Question

Find the area of triangle formed by the points A(5,2), B(4,7) and C(7,-4).

__ square units

Answer 1

If $A(x_1,y_1)$, $B(x_2,y_2)$ , $C(x_3,y_3)$ are vertices of triangle ABC, then its area is equal to

$△ABC=\frac{1}{2}\left|\begin{array}{ccc}{x}_1& y_1& 1\\ x_2& y_2& 1\\ x_3& y_3& 1\end{array}\right|$

Here, vertices are placed in anticlockwise if vertices are placed in the clockwise sense =, the above formula given negative value.

After simplification we get,

Area of triangle = $\frac{1}{2}\left[x_1\right(y_2-y_3)+x_2(y_3-y_1)+x_3(y_1-y_2\left)\right]$

Substituting the value of $(x_1,y_1)(x_2,y_2)$ and $(x_3,y_3)$.

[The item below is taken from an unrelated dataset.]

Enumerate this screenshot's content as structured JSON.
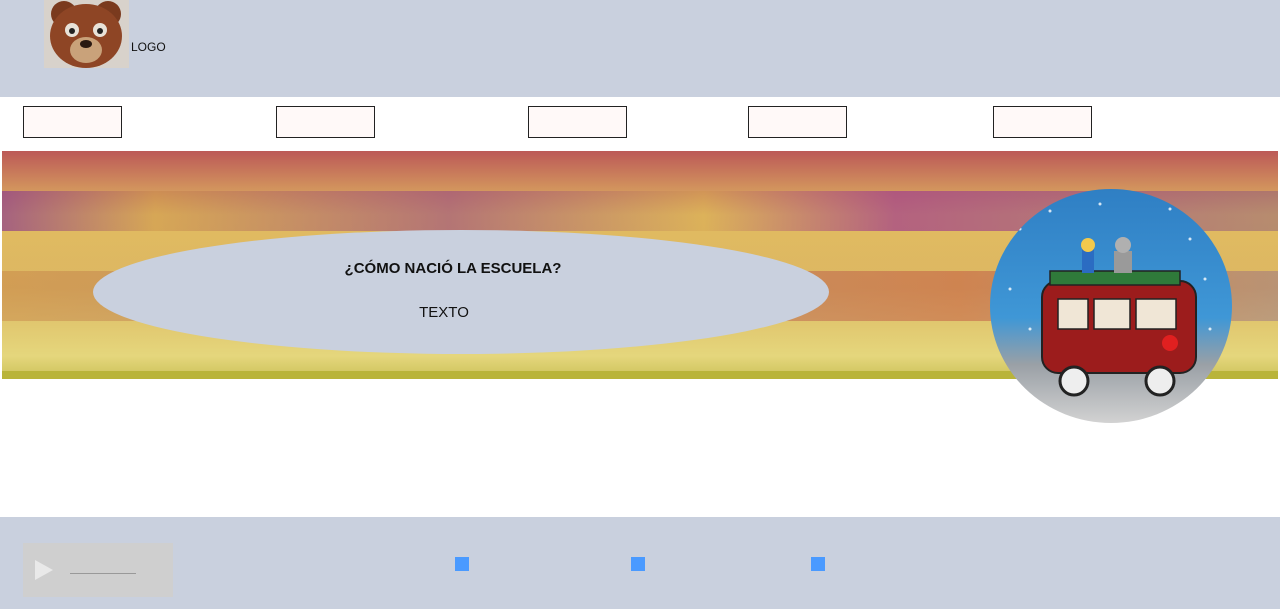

= $\frac{1}{2}\left[5\right(7+4)+4(-4-2)+7(2-7\left)\right]$

= $\frac{1}{2}[55-24-35]=-\frac{4}{2}=-2$

Since area is a measure, which cannot be negative, we will take the numerical value of -2

Therefore, the area the triangle is 2 square units.